Maryam Jamilah
(d/h Margaret Marcus)


Riwayat Hidup Ringkas Maryam Jamilah

Gadis yang berasal dari suatu keluarga Yahudi yang mukim di New York, ini memang lain sejak awalnya. Demi memuasi dahaganya akan kebenaran hidup, sejak masa-masa remajanya yang paling dini ia telah sekian kali berpindah dari suatu "pusat kerohanian" ke "pusat kerohanian" lainnya. Dari yang sepenuhnya bersifat keagamaan hingga tak kurang dari yang bersifat agnostik, atau malah ateistik sama sekali.

Juga, berbeda dengan remaja-remaja New York sebayanya, Margaret Marcus nama gadis ini mengharamkan bagi dirinya segala sesuatu yang disebut sebagai "sumber kenikmatan hidup", seperti pergaulan bebas, pesta-pesta, mode, minuman keras, merokok dan ajojing, justru di masa-masa yang sering disebut sebagai "masa-masa yang paling membahagiakan" dalam kehidupan seseorang.

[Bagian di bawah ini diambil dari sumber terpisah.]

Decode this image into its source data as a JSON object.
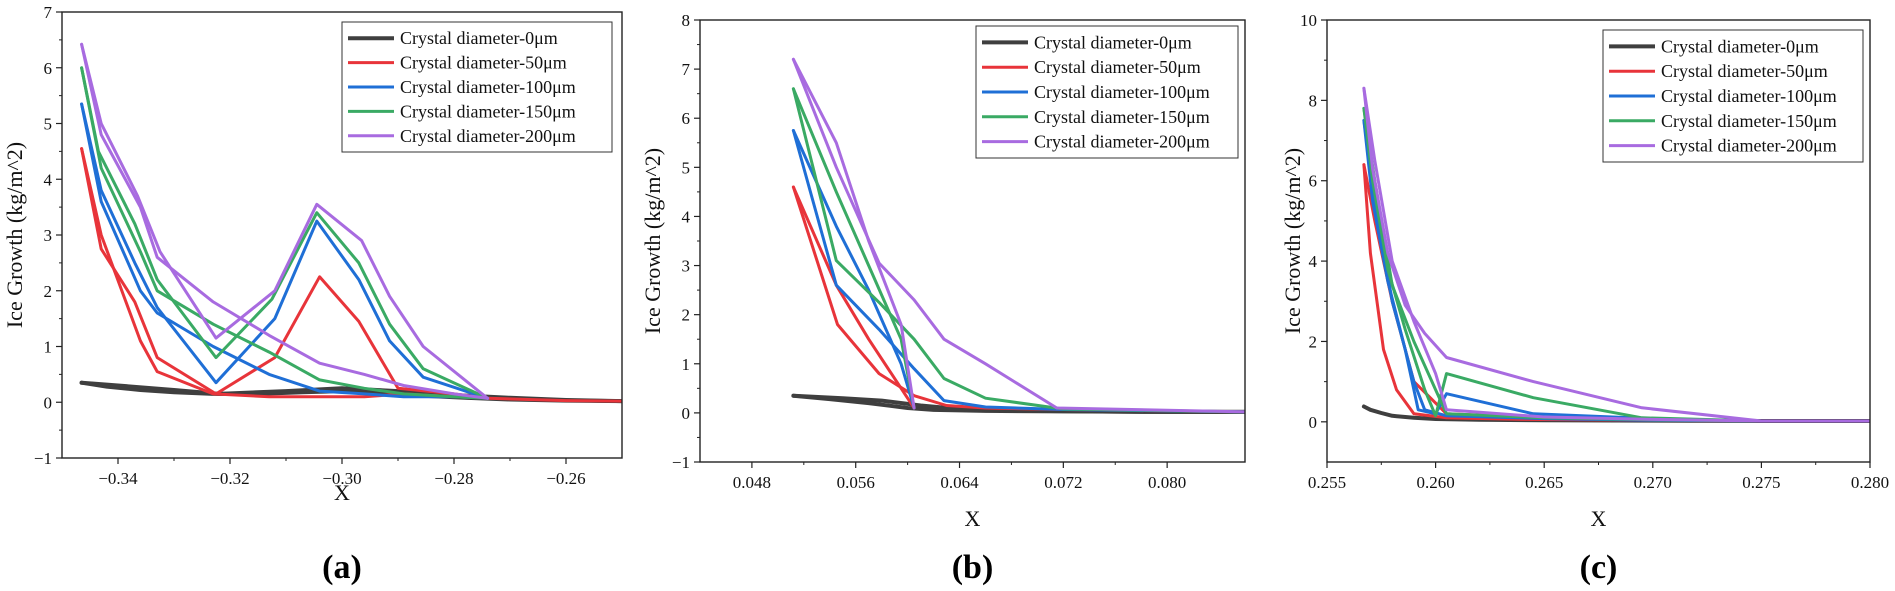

Dan sebagai gantinya, ia benamkan dirinya dalam tumpukan buku-buku yang terhitung "berat" bagi kebanyakan manusia, apalagi bagi remaja seumurnya, seperti: agama, filsafat, psikologi dan sebangsanya. Upaya pencarian kebenaran dan identitas diri ini, sebagaimana hampir jadi sebuah kelaziman, harus dibayarnya dengan harga yang amat mahal. Rontoknya pilar-pilar kepercayaan yang telah terbangun dalam dirinya dan tak adanya alternatif yang menggantikannya, ditambah dengan keterasingan dari keluarga, teman sebaya, dan masyarakat yang otomatis sulit menerimanya, akhirnya memaksanya menjalani psikoanalisa selama 3,5 tahun disusul dengan dua tahun perawatan di rumah sakit jiwa.

Gadis ini belum lagi terbebas dari masa-masa kritisnya ketika kemudian dia temukan Islam. Dan ternyata hilangnya rasa dahaga setelah terpuasi oleh Islam belum melepaskannya sama sekali dari derita yang berkepanjangan. Mudah diduga, masyarakat New York yang Kristen dan keluarga Yahudinya seolah membuang muslimah muallaf ini.

Harapannya untuk menemukan pelipur dari saudara-saudaranya sesama muslim di Amerika ternyata hampa belaka. Sekali lagi, tak kalah keras dari bentrokannya dengan keluarga dan masyarakatnya, pandangan-pandangannya harus berbentrokan dan, ironisnya, kali ini justru dengan rekan-rekan seagamanya yang telah terbaratkan.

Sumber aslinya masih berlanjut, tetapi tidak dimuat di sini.